Os papéis da Ferrari negociados na bolsa de Milão despencaram mais de 8% após a apresentação do modelo. A montadora viu bilhões evaporarem em valor de mercado enquanto investidores reagiam com desconfiança ao novo posicionamento da marca no universo dos carros elétricos.

O problema, segundo analistas e fãs da Ferrari, não estaria apenas no fato de a empresa entrar no mercado elétrico — algo considerado inevitável na indústria automotiva global —, mas principalmente na identidade visual e no conceito do novo veículo.

O Luce foge radicalmente da imagem clássica associada à Ferrari.

Com linhas arredondadas, perfil elevado e aparência de SUV futurista minimalista, o modelo abandonou boa parte dos elementos agressivos e esportivos que fizeram a fama da fabricante italiana ao longo de décadas. Para muitos apaixonados pela marca, o carro parece distante da essência emocional que transformou a Ferrari em símbolo mundial de desempenho e exclusividade.

A comparação mais repetida nas redes sociais foi curiosa: muitos internautas disseram que o Luce “parece mais um produto da Apple do que uma Ferrari”.

A observação não surgiu por acaso.

O design do modelo foi desenvolvido pelo estúdio LoveFrom, comandado por Jony Ive, responsável pelo visual de várias gerações do iPhone e considerado um dos designers mais influentes do mundo da tecnologia.
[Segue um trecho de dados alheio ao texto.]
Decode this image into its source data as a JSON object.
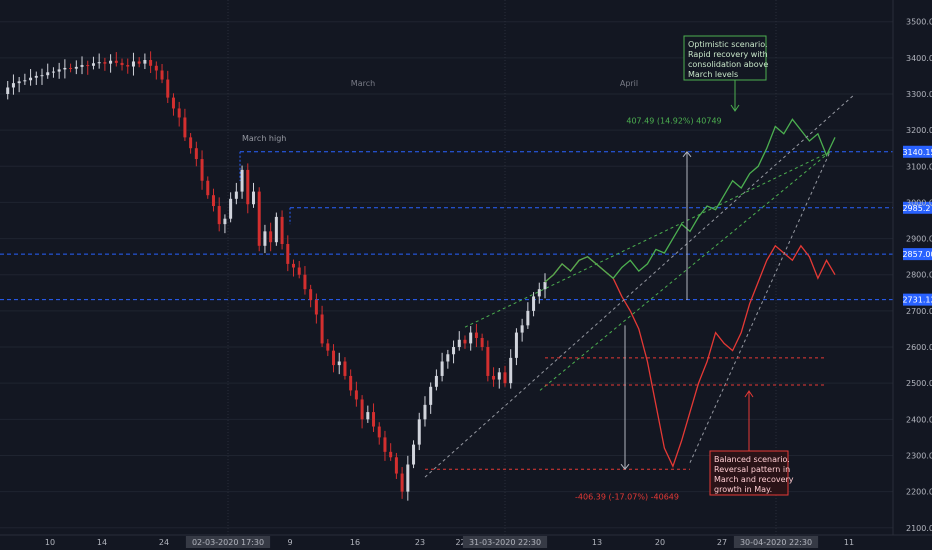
{
  "chart_data": {
    "type": "candlestick",
    "symbol_context": "S&P 500 index, 2020",
    "ylim": [
      2080,
      3560
    ],
    "y_ticks": [
      "2100.00",
      "2200.00",
      "2300.00",
      "2400.00",
      "2500.00",
      "2600.00",
      "2700.00",
      "2800.00",
      "2900.00",
      "3000.00",
      "3100.00",
      "3200.00",
      "3300.00",
      "3400.00",
      "3500.00"
    ],
    "x_tick_labels": [
      "10",
      "14",
      "24",
      "02-03-2020  17:30",
      "9",
      "16",
      "23",
      "22:30",
      "31-03-2020  22:30",
      "13",
      "20",
      "27",
      "30-04-2020  22:30",
      "11"
    ],
    "month_labels": [
      "March",
      "April"
    ],
    "price_levels": [
      {
        "value": 3140.15,
        "label": "3140.15",
        "color": "#2962ff"
      },
      {
        "value": 2985.27,
        "label": "2985.27",
        "color": "#2962ff"
      },
      {
        "value": 2857.0,
        "label": "2857.00",
        "color": "#2962ff"
      },
      {
        "value": 2731.12,
        "label": "2731.12",
        "color": "#2962ff"
      }
    ],
    "candles_close": [
      3300,
      3318,
      3330,
      3335,
      3338,
      3345,
      3350,
      3352,
      3360,
      3362,
      3368,
      3372,
      3370,
      3375,
      3380,
      3378,
      3385,
      3388,
      3384,
      3392,
      3386,
      3380,
      3376,
      3390,
      3384,
      3394,
      3378,
      3365,
      3340,
      3290,
      3260,
      3235,
      3180,
      3150,
      3120,
      3060,
      3020,
      2990,
      2940,
      2955,
      3010,
      3030,
      3090,
      2995,
      3030,
      2880,
      2920,
      2890,
      2960,
      2885,
      2830,
      2820,
      2800,
      2760,
      2730,
      2690,
      2610,
      2590,
      2550,
      2560,
      2520,
      2480,
      2455,
      2400,
      2420,
      2380,
      2350,
      2310,
      2295,
      2250,
      2200,
      2275,
      2330,
      2400,
      2440,
      2490,
      2520,
      2560,
      2580,
      2600,
      2620,
      2610,
      2640,
      2625,
      2600,
      2520,
      2510,
      2530,
      2500,
      2570,
      2640,
      2660,
      2700,
      2740,
      2760,
      2780
    ],
    "optimistic_path": [
      2780,
      2800,
      2830,
      2810,
      2840,
      2850,
      2830,
      2810,
      2790,
      2820,
      2840,
      2810,
      2830,
      2870,
      2860,
      2900,
      2940,
      2920,
      2960,
      2990,
      2980,
      3020,
      3060,
      3040,
      3080,
      3100,
      3150,
      3210,
      3190,
      3230,
      3200,
      3170,
      3190,
      3130,
      3180
    ],
    "balanced_path": [
      2780,
      2800,
      2830,
      2810,
      2840,
      2850,
      2830,
      2810,
      2790,
      2740,
      2700,
      2650,
      2560,
      2440,
      2320,
      2270,
      2340,
      2420,
      2500,
      2560,
      2640,
      2610,
      2590,
      2640,
      2720,
      2780,
      2840,
      2880,
      2860,
      2840,
      2880,
      2850,
      2790,
      2840,
      2800
    ],
    "annotations": {
      "march_high": "March high",
      "optimistic_measure": "407.49 (14.92%) 40749",
      "balanced_measure": "-406.39 (-17.07%) -40649",
      "optimistic_box": [
        "Optimistic scenario.",
        "Rapid recovery with",
        "consolidation above",
        "March levels"
      ],
      "balanced_box": [
        "Balanced scenario.",
        "Reversal pattern in",
        "March and recovery",
        "growth in May."
      ]
    },
    "colors": {
      "background": "#131722",
      "up": "#d1d4dc",
      "down": "#d32f2f",
      "optimistic": "#4caf50",
      "balanced": "#e53935",
      "level": "#2962ff",
      "grid": "#1f2430"
    },
    "grid": true,
    "legend": "none"
  }
}
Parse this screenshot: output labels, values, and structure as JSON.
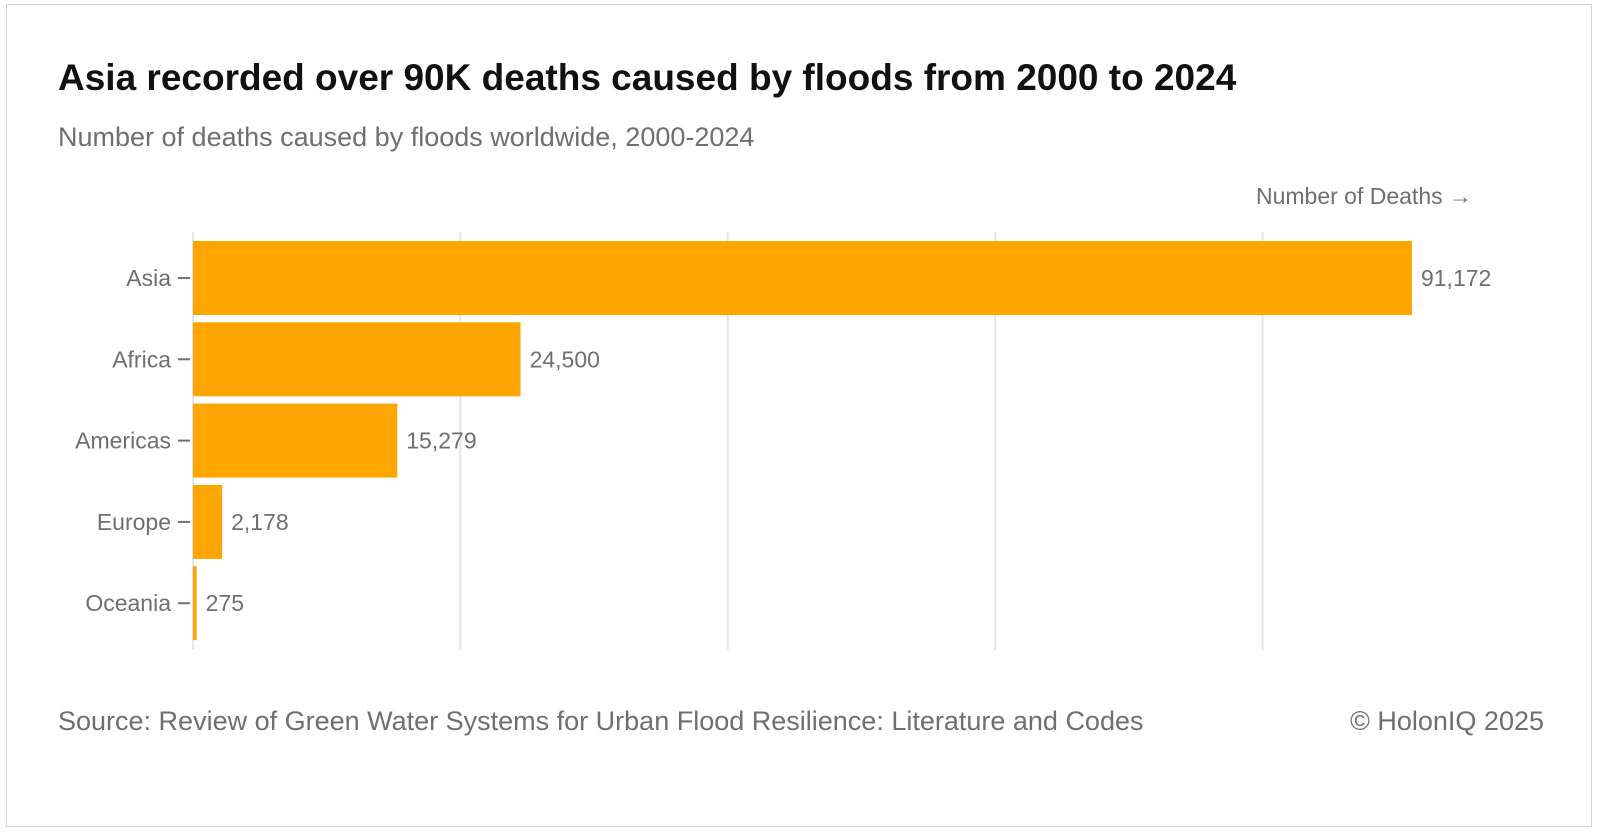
{
  "header": {
    "title": "Asia recorded over 90K deaths caused by floods from 2000 to 2024",
    "subtitle": "Number of deaths caused by floods worldwide, 2000-2024"
  },
  "footer": {
    "source": "Source: Review of Green Water Systems for Urban Flood Resilience: Literature and Codes",
    "copyright": "© HolonIQ 2025"
  },
  "chart_data": {
    "type": "bar",
    "orientation": "horizontal",
    "title": "Asia recorded over 90K deaths caused by floods from 2000 to 2024",
    "subtitle": "Number of deaths caused by floods worldwide, 2000-2024",
    "xlabel": "Number of Deaths →",
    "ylabel": "",
    "categories": [
      "Asia",
      "Africa",
      "Americas",
      "Europe",
      "Oceania"
    ],
    "values": [
      91172,
      24500,
      15279,
      2178,
      275
    ],
    "value_labels": [
      "91,172",
      "24,500",
      "15,279",
      "2,178",
      "275"
    ],
    "xlim": [
      0,
      100000
    ],
    "gridlines": [
      0,
      20000,
      40000,
      60000,
      80000
    ],
    "grid": true,
    "bar_color": "#FFA500",
    "grid_color": "#e6e6e6"
  }
}
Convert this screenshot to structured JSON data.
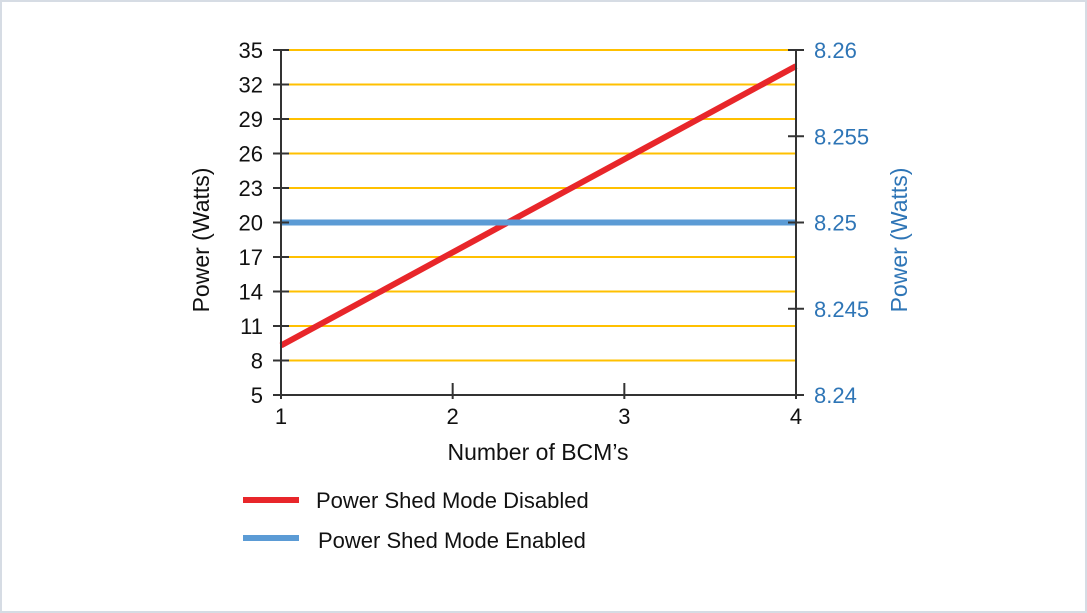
{
  "chart_data": {
    "type": "line",
    "xlabel": "Number of BCM’s",
    "ylabel_left": "Power (Watts)",
    "ylabel_right": "Power (Watts)",
    "x": [
      1,
      2,
      3,
      4
    ],
    "x_ticks": [
      "1",
      "2",
      "3",
      "4"
    ],
    "xlim": [
      1,
      4
    ],
    "y_left_ticks": [
      "5",
      "8",
      "11",
      "14",
      "17",
      "20",
      "23",
      "26",
      "29",
      "32",
      "35"
    ],
    "y_left_lim": [
      5,
      35
    ],
    "y_right_ticks": [
      "8.24",
      "8.245",
      "8.25",
      "8.255",
      "8.26"
    ],
    "y_right_lim": [
      8.24,
      8.26
    ],
    "grid": true,
    "legend_position": "bottom",
    "series": [
      {
        "name": "Power Shed Mode Disabled",
        "axis": "left",
        "color": "#e8262a",
        "values": [
          9.3,
          17.4,
          25.5,
          33.6
        ]
      },
      {
        "name": "Power Shed Mode Enabled",
        "axis": "right",
        "color": "#5b9bd5",
        "values": [
          8.25,
          8.25,
          8.25,
          8.25
        ]
      }
    ],
    "colors": {
      "gridline": "#ffc000",
      "right_axis_text": "#2e75b6",
      "axis": "#333333"
    }
  }
}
A Ferrari deu liberdade criativa total ao estúdio para desenvolver a identidade do projeto. O resultado foi um veículo com filosofia visual minimalista, telas limpas, comandos simplificados e um interior fortemente inspirado no universo da Apple.

Por dentro, o Luce aposta em superfícies elegantes, poucos botões físicos e uma experiência digital sofisticada. Já por fora, porém, o modelo gerou estranhamento até entre admiradores históricos da marca italiana.

O SUV possui detalhes considerados pouco convencionais para uma Ferrari, como o enorme para-brisa panorâmico, limpadores posicionados verticalmente nas laterais do vidro e portas traseiras com abertura invertida. Elementos pretos espalhados pela carroceria tentam suavizar o porte avantajado do veículo, algo incomum em um esportivo tradicional da marca.

Apesar das críticas ao visual, o desempenho impressiona.

O Luce utiliza quatro motores elétricos — um em cada roda — capazes de entregar aceleração brutal. O SUV vai de 0 a 100 km/h em apenas 2,5 segundos e alcança os 200 km/h em menos de sete segundos. A bateria de 122 kWh utiliza sistema de 800 volts e permite recargas ultrarrápidas em postos compatíveis.

Segundo a Ferrari, o modelo representa “uma Ferrari 360 graus” e simboliza não apenas um carro elétrico, mas uma nova filosofia para a empresa no futuro da mobilidade de luxo.

O preço acompanha a exclusividade: o Luce custará cerca de US$ 610 mil, valor equivalente a mais de R$ 3 milhões na conversão direta.

Mesmo com especificações impressionantes, investidores demonstraram preocupação com o impacto da mudança na identidade da marca. Analistas avaliam que parte do mercado teme que a Ferrari esteja se afastando do DNA emocional que sempre diferenciou a empresa de outras fabricantes de luxo.

O episódio mostrou que, para marcas icônicas como a Ferrari, entrar na era elétrica envolve muito mais do que tecnologia. Trata-se também de preservar tradição, emoção e identidade — elementos que, para muitos fãs, parecem ter ficado em segundo plano no nascimento do Luce.